Was checking out the BBC news website a couple of days ago and saw an item about a survey which had been carried out:
Conducted by the Future Foundation, the survey found that 36% of builders questioned regarded themselves as being middle-class, while 29% of bank managers said they were working-class.
I found some of the comments in the article pretty patronising and fatous, not least the bit where "Economist Bruce Anderson" says
In all societies the middle-classes provide the bedrock of stability.

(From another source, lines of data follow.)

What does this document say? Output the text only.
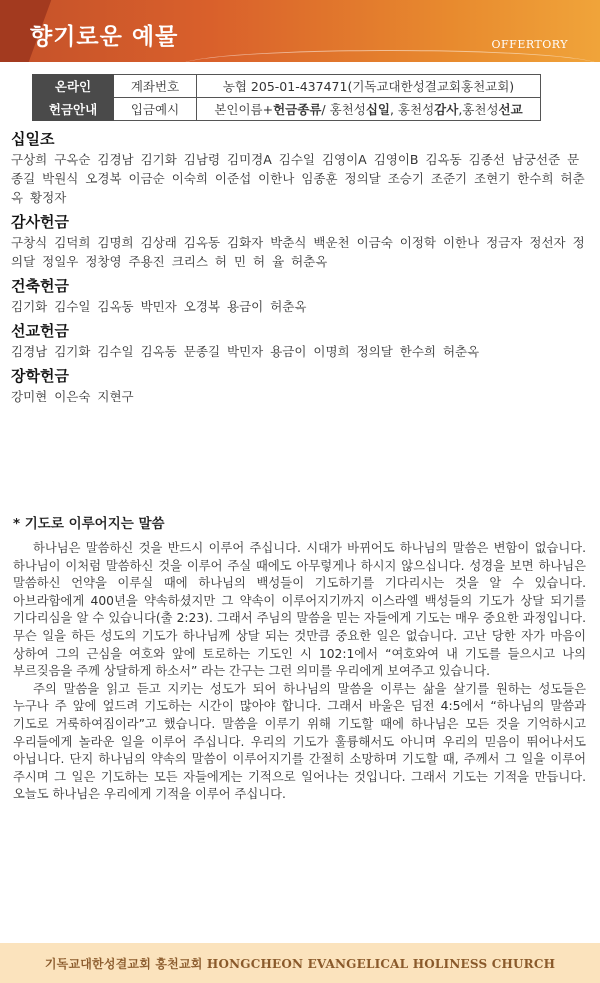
향기로운 예물	OFFERTORY
온라인	계좌번호	농협 205-01-437471(기독교대한성결교회홍천교회)
헌금안내	입금예시	본인이름+헌금종류/ 홍천성십일, 홍천성감사,홍천성선교

십일조

구상희 구옥순 김경남 김기화 김남령 김미경A 김수일 김영이A 김영이B 김옥동 김종선 남궁선준 문종길 박원식 오경복 이금순 이숙희 이준섭 이한나 임종훈 정의달 조승기 조준기 조현기 한수희 허춘옥 황정자

감사헌금

구창식 김덕희 김명희 김상래 김옥동 김화자 박춘식 백운천 이금숙 이정학 이한나 정금자 정선자 정의달 정일우 정창영 주용진 크리스 허 민 허 율 허춘옥

건축헌금

김기화 김수일 김옥동 박민자 오경복 용금이 허춘옥

선교헌금

김경남 김기화 김수일 김옥동 문종길 박민자 용금이 이명희 정의달 한수희 허춘옥

장학헌금

강미현 이은숙 지현구

* 기도로 이루어지는 말씀

하나님은 말씀하신 것을 반드시 이루어 주십니다. 시대가 바뀌어도 하나님의 말씀은 변함이 없습니다. 하나님이 이처럼 말씀하신 것을 이루어 주실 때에도 아무렇게나 하시지 않으십니다. 성경을 보면 하나님은 말씀하신 언약을 이루실 때에 하나님의 백성들이 기도하기를 기다리시는 것을 알 수 있습니다. 아브라함에게 400년을 약속하셨지만 그 약속이 이루어지기까지 이스라엘 백성들의 기도가 상달 되기를 기다리심을 알 수 있습니다(출 2:23). 그래서 주님의 말씀을 믿는 자들에게 기도는 매우 중요한 과정입니다. 무슨 일을 하든 성도의 기도가 하나님께 상달 되는 것만큼 중요한 일은 없습니다. 고난 당한 자가 마음이 상하여 그의 근심을 여호와 앞에 토로하는 기도인 시 102:1에서 “여호와여 내 기도를 들으시고 나의 부르짖음을 주께 상달하게 하소서” 라는 간구는 그런 의미를 우리에게 보여주고 있습니다.

주의 말씀을 읽고 듣고 지키는 성도가 되어 하나님의 말씀을 이루는 삶을 살기를 원하는 성도들은 누구나 주 앞에 엎드려 기도하는 시간이 많아야 합니다. 그래서 바울은 딤전 4:5에서 “하나님의 말씀과 기도로 거룩하여짐이라”고 했습니다. 말씀을 이루기 위해 기도할 때에 하나님은 모든 것을 기억하시고 우리들에게 놀라운 일을 이루어 주십니다. 우리의 기도가 훌륭해서도 아니며 우리의 믿음이 뛰어나서도 아닙니다. 단지 하나님의 약속의 말씀이 이루어지기를 간절히 소망하며 기도할 때, 주께서 그 일을 이루어 주시며 그 일은 기도하는 모든 자들에게는 기적으로 일어나는 것입니다. 그래서 기도는 기적을 만듭니다. 오늘도 하나님은 우리에게 기적을 이루어 주십니다.

기독교대한성결교회 홍천교회 HONGCHEON EVANGELICAL HOLINESS CHURCH
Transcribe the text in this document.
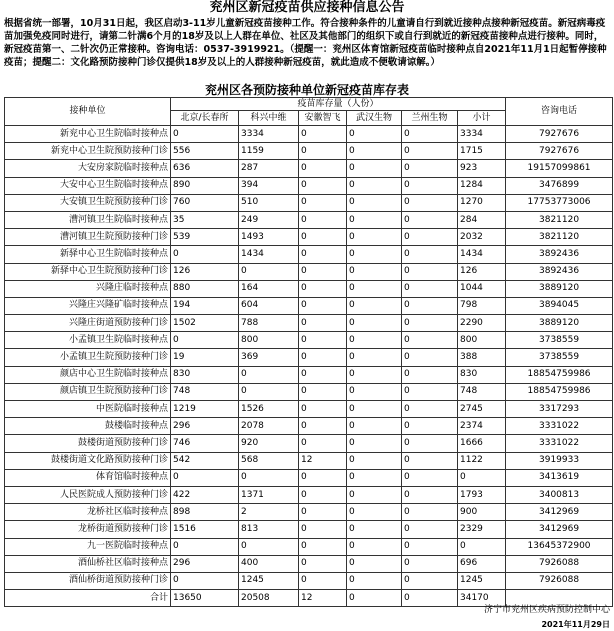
兖州区新冠疫苗供应接种信息公告
根据省统一部署，10月31日起，我区启动3-11岁儿童新冠疫苗接种工作。符合接种条件的儿童请自行到就近接种点接种新冠疫苗。新冠病毒疫苗加强免疫同时进行，请第二针满6个月的18岁及以上人群在单位、社区及其他部门的组织下或自行到就近的新冠疫苗接种点进行接种。同时，新冠疫苗第一、二针次仍正常接种。咨询电话：0537-3919921。（提醒一：兖州区体育馆新冠疫苗临时接种点自2021年11月1日起暂停接种疫苗；提醒二：文化路预防接种门诊仅提供18岁及以上的人群接种新冠疫苗，就此造成不便敬请谅解。）
兖州区各预防接种单位新冠疫苗库存表
接种单位	疫苗库存量（人份）						咨询电话
	北京/长春所	科兴中维	安徽智飞	武汉生物	兰州生物	小计	
新兖中心卫生院临时接种点	0	3334	0	0	0	3334	7927676
新兖中心卫生院预防接种门诊	556	1159	0	0	0	1715	7927676
大安房家院临时接种点	636	287	0	0	0	923	19157099861
大安中心卫生院临时接种点	890	394	0	0	0	1284	3476899
大安镇卫生院预防接种门诊	760	510	0	0	0	1270	17753773006
漕河镇卫生院临时接种点	35	249	0	0	0	284	3821120
漕河镇卫生院预防接种门诊	539	1493	0	0	0	2032	3821120
新驿中心卫生院临时接种点	0	1434	0	0	0	1434	3892436
新驿中心卫生院预防接种门诊	126	0	0	0	0	126	3892436
兴隆庄临时接种点	880	164	0	0	0	1044	3889120
兴隆庄兴隆矿临时接种点	194	604	0	0	0	798	3894045
兴隆庄街道预防接种门诊	1502	788	0	0	0	2290	3889120
小孟镇卫生院临时接种点	0	800	0	0	0	800	3738559
小孟镇卫生院预防接种门诊	19	369	0	0	0	388	3738559
颜店中心卫生院临时接种点	830	0	0	0	0	830	18854759986
颜店镇卫生院预防接种门诊	748	0	0	0	0	748	18854759986
中医院临时接种点	1219	1526	0	0	0	2745	3317293
鼓楼临时接种点	296	2078	0	0	0	2374	3331022
鼓楼街道预防接种门诊	746	920	0	0	0	1666	3331022
鼓楼街道文化路预防接种门诊	542	568	12	0	0	1122	3919933
体育馆临时接种点	0	0	0	0	0	0	3413619
人民医院成人预防接种门诊	422	1371	0	0	0	1793	3400813
龙桥社区临时接种点	898	2	0	0	0	900	3412969
龙桥街道预防接种门诊	1516	813	0	0	0	2329	3412969
九一医院临时接种点	0	0	0	0	0	0	13645372900
酒仙桥社区临时接种点	296	400	0	0	0	696	7926088
酒仙桥街道预防接种门诊	0	1245	0	0	0	1245	7926088
合计	13650	20508	12	0	0	34170	
济宁市兖州区疾病预防控制中心
2021年11月29日
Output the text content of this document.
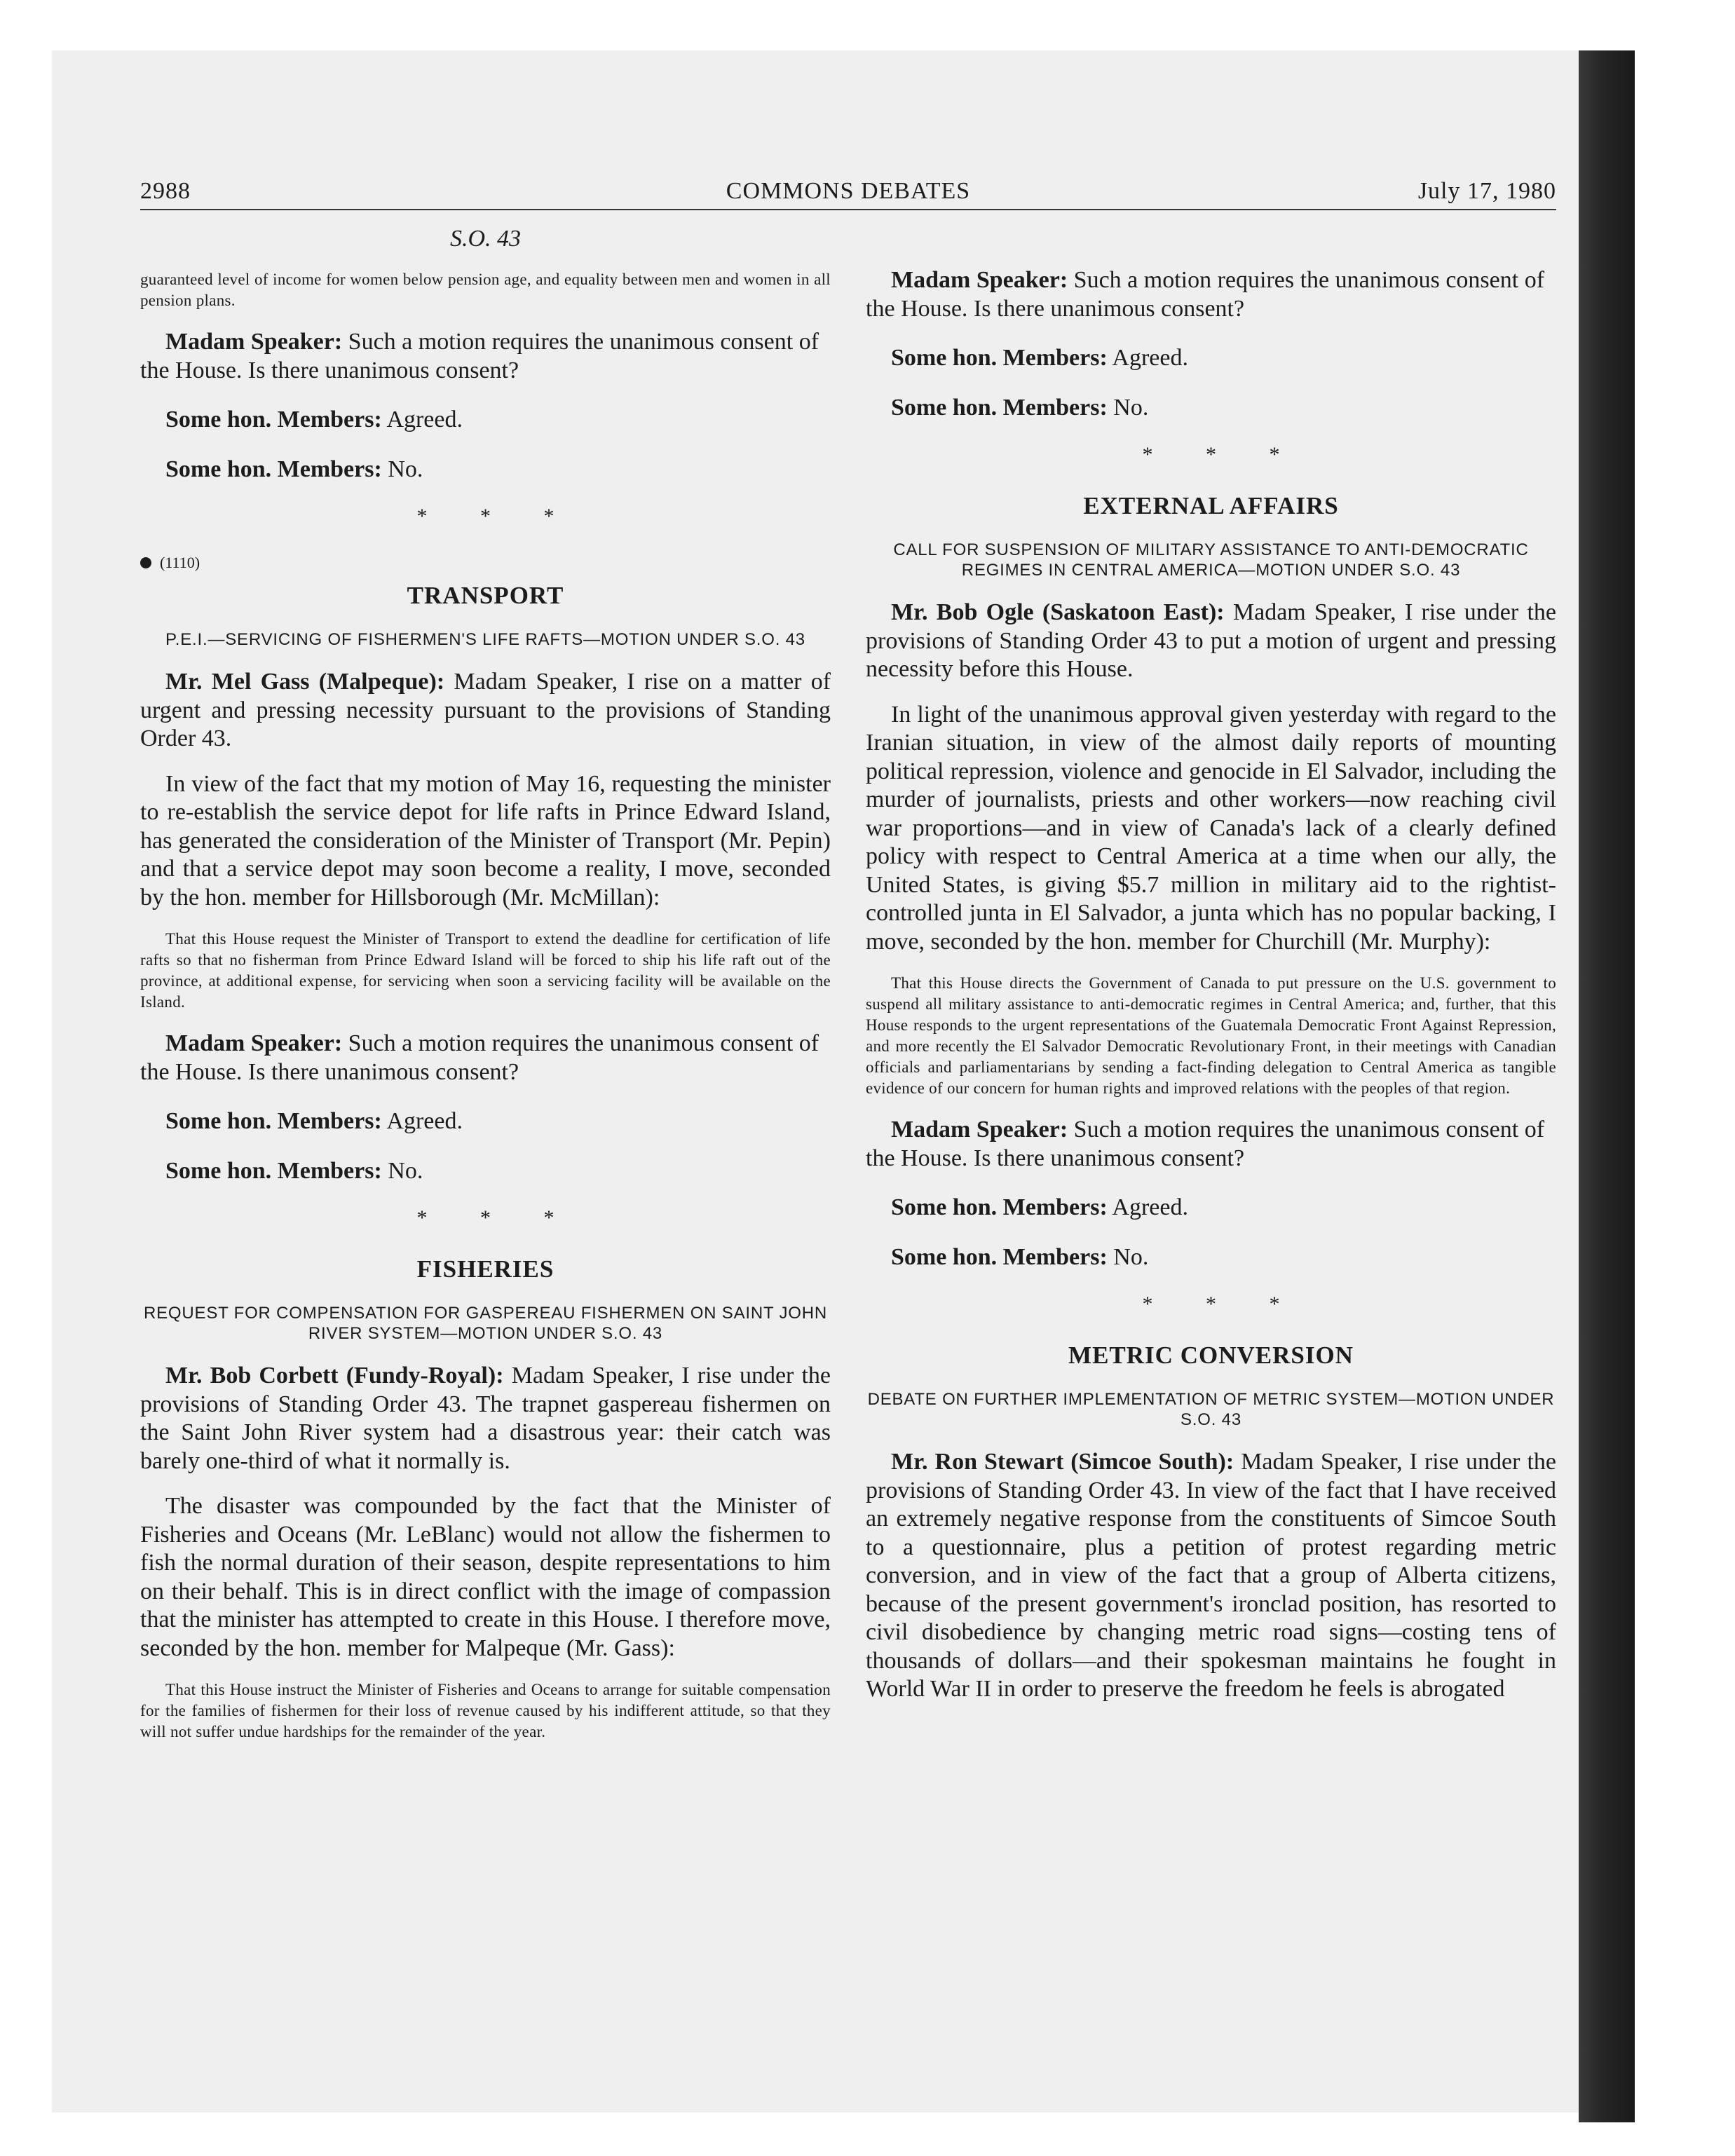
2988	COMMONS DEBATES	July 17, 1980
S.O. 43
guaranteed level of income for women below pension age, and equality between men and women in all pension plans.
Madam Speaker: Such a motion requires the unanimous consent of the House. Is there unanimous consent?
Some hon. Members: Agreed.
Some hon. Members: No.
* * *
(1110)
TRANSPORT
P.E.I.—SERVICING OF FISHERMEN'S LIFE RAFTS—MOTION UNDER S.O. 43
Mr. Mel Gass (Malpeque): Madam Speaker, I rise on a matter of urgent and pressing necessity pursuant to the provisions of Standing Order 43.
In view of the fact that my motion of May 16, requesting the minister to re-establish the service depot for life rafts in Prince Edward Island, has generated the consideration of the Minister of Transport (Mr. Pepin) and that a service depot may soon become a reality, I move, seconded by the hon. member for Hillsborough (Mr. McMillan):
That this House request the Minister of Transport to extend the deadline for certification of life rafts so that no fisherman from Prince Edward Island will be forced to ship his life raft out of the province, at additional expense, for servicing when soon a servicing facility will be available on the Island.
Madam Speaker: Such a motion requires the unanimous consent of the House. Is there unanimous consent?
Some hon. Members: Agreed.
Some hon. Members: No.
* * *
FISHERIES
REQUEST FOR COMPENSATION FOR GASPEREAU FISHERMEN ON SAINT JOHN RIVER SYSTEM—MOTION UNDER S.O. 43
Mr. Bob Corbett (Fundy-Royal): Madam Speaker, I rise under the provisions of Standing Order 43. The trapnet gaspereau fishermen on the Saint John River system had a disastrous year: their catch was barely one-third of what it normally is.
The disaster was compounded by the fact that the Minister of Fisheries and Oceans (Mr. LeBlanc) would not allow the fishermen to fish the normal duration of their season, despite representations to him on their behalf. This is in direct conflict with the image of compassion that the minister has attempted to create in this House. I therefore move, seconded by the hon. member for Malpeque (Mr. Gass):
That this House instruct the Minister of Fisheries and Oceans to arrange for suitable compensation for the families of fishermen for their loss of revenue caused by his indifferent attitude, so that they will not suffer undue hardships for the remainder of the year.
Madam Speaker: Such a motion requires the unanimous consent of the House. Is there unanimous consent?
Some hon. Members: Agreed.
Some hon. Members: No.
* * *
EXTERNAL AFFAIRS
CALL FOR SUSPENSION OF MILITARY ASSISTANCE TO ANTI-DEMOCRATIC REGIMES IN CENTRAL AMERICA—MOTION UNDER S.O. 43
Mr. Bob Ogle (Saskatoon East): Madam Speaker, I rise under the provisions of Standing Order 43 to put a motion of urgent and pressing necessity before this House.
In light of the unanimous approval given yesterday with regard to the Iranian situation, in view of the almost daily reports of mounting political repression, violence and genocide in El Salvador, including the murder of journalists, priests and other workers—now reaching civil war proportions—and in view of Canada's lack of a clearly defined policy with respect to Central America at a time when our ally, the United States, is giving $5.7 million in military aid to the rightist-controlled junta in El Salvador, a junta which has no popular backing, I move, seconded by the hon. member for Churchill (Mr. Murphy):
That this House directs the Government of Canada to put pressure on the U.S. government to suspend all military assistance to anti-democratic regimes in Central America; and, further, that this House responds to the urgent representations of the Guatemala Democratic Front Against Repression, and more recently the El Salvador Democratic Revolutionary Front, in their meetings with Canadian officials and parliamentarians by sending a fact-finding delegation to Central America as tangible evidence of our concern for human rights and improved relations with the peoples of that region.
Madam Speaker: Such a motion requires the unanimous consent of the House. Is there unanimous consent?
Some hon. Members: Agreed.
Some hon. Members: No.
* * *
METRIC CONVERSION
DEBATE ON FURTHER IMPLEMENTATION OF METRIC SYSTEM—MOTION UNDER S.O. 43
Mr. Ron Stewart (Simcoe South): Madam Speaker, I rise under the provisions of Standing Order 43. In view of the fact that I have received an extremely negative response from the constituents of Simcoe South to a questionnaire, plus a petition of protest regarding metric conversion, and in view of the fact that a group of Alberta citizens, because of the present government's ironclad position, has resorted to civil disobedience by changing metric road signs—costing tens of thousands of dollars—and their spokesman maintains he fought in World War II in order to preserve the freedom he feels is abrogated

Hmmmmm. If you want to see for yourself, the article's here:
http://news.bbc.co.uk/1/hi/uk/4974460.stm
But just when I thought I couldn't see a more ridiculous "is it income or education that makes a person working class?" argument, I read Rod Liddle's column in the Times online today:
http://www.timesonline.co.uk/article/0,,24393-2168392,00.html
God, I thought his hackneyed "freedom of speech" argument in defense of Nick Griffin was bad, but this plumbs new depths:
Then there is deferred gratification: the thing that the working classes never much cared for. The middle classes, historically, put off pleasure for the sake of later reward. They saved money, they invested in their children’s education and, when exhausted by years of mind-numbing office work, they left their children a decent inheritance, having lived lives of polite denial.
Those greedy working classes! They just haven't got the restraint of the noble middlies!